Independence is increasing quickly; I try to identify the right times to hold back and let him try something on his own, and when to step in and help. I don't always get it right, but we are teaching each other along the way.

Friday, 15 August 2014

Maternity leave on the horizon

Maternity leave is looming. I have 5 weeks left at work before I can once again join the ranks of mums at home. And, frankly, I can't wait!

It's beginning to feel like a slog being at work, despite having a sedentary job.  It's becoming difficult (and increasingly more undignified) to slide from the 30 degree gap of my open car door in the tightly-spaced staff car park without squashing my sizeable bump or denting other vehicles.  Sitting all day at a desk with a little baby bottom wedged underneath my ribs is becoming a tad tiresome.  And the 45 minute each way commute is something I could do without too.

So, as I approach this second spell of maternity leave, are my plans for spending my work-free and pre-delivery time different to those of the first time, three years ago?  Well, yes and no.  This time, I have the First Boy to look after, although he will be starting pre-school and continuing to go to his childminder for part of the week.  I will have 2.5 days with him and 2.5 days to myself.  So while I do still have plenty of time to take it easy and lie on the sofa eating chocolate and watching TV, as I indulgently did when awaiting the arrival of my firstborn, I know it won't be nearly as decadent this time round.

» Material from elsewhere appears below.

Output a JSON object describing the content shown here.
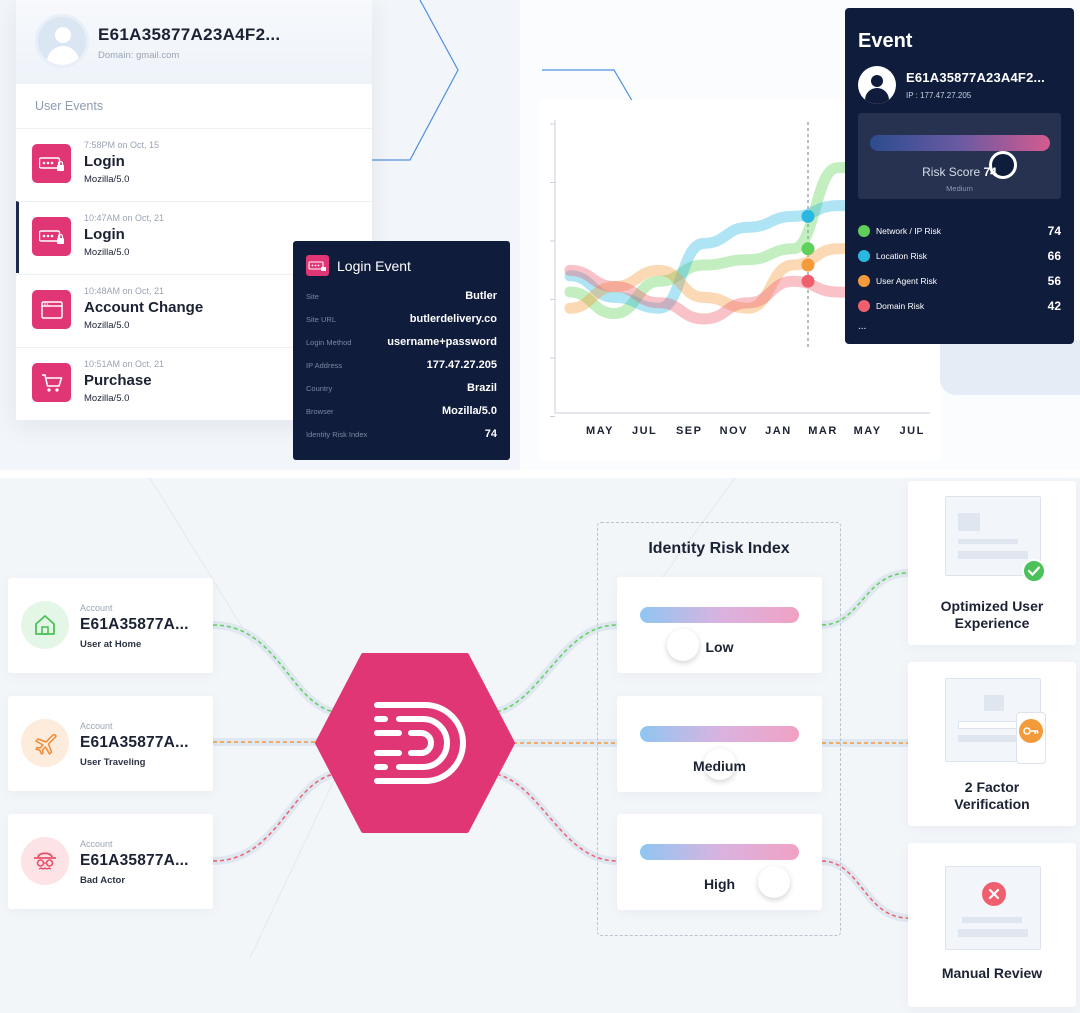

This time round, although I will lovingly wash The Second Boy's tiny newborn clothes in non-biological washing powder and sensitive fabric conditioner (don't you just love the scent of that?), there will be no ironing of sleepsuits, bodysuits and suchlike.  There will be no attempt to knit tiny cardigans for him, having discovered during my first pregnancy that knitting is definitely not a craft that I was made to master.  There will be no planning of convoluted spreadsheets dictating a regime of batch cooking and meal planning ready for those fuzzy newborn days.  After all, there's a M&S within spitting distance.

But I'm a planner - I like a project. So, instead, I went to Hobbycraft and bought a cross-stitch sampler as a nice little project for the nursery, having failed to realise until I opened the kit at home, that the work involved is enormous, especially for a cross-stitch virgin like me.  At this rate, it'll be ready to frame and hang just as The Second Boy starts high school.  I tell myself it's therapeutic.

Thursday, 14 August 2014

This is us

I am a mummy to two boys.  Here's me with the First Boy on his 3rd birthday. So, where's the other one?  He's not ready to meet the world yet, but will be hopefully be here mid-Autumn. 

This is my first foray into the world of blogging.  I have a fear of forgetting all those precious little moments that come with being a mummy, so, with a few weeks to go before I start my maternity leave, I thought it would be a nice idea to start this blog, as a sort of scrapbook, and maybe a way of connecting with other mums.

I can't quite believe that in a matter of a few more weeks our little family of three will be joined by another.  It has been a long journey to become a family at all, and G and I still pinch ourselves every day that we have been lucky enough to have not one but two little miracle boys. I feel so grateful.

Miracles aside, I am finding it impossible to get my head round the fact that this little one whom I feel digging me in the ribs, and jabbing me in the bladder is another little boy who is not the First Boy.  My mind cannot conceive of the face of another boy-child who is not our firstborn. Will he have the same blue eyes and blonde hair as the First Boy? The same 'let-me-at-'em' temperament? The same long gangly legs at birth?  Somehow imagining another little boy is harder than imagining what a little girl of ours would've looked like. We have only to wait and see, and I'm so looking forward to meeting him.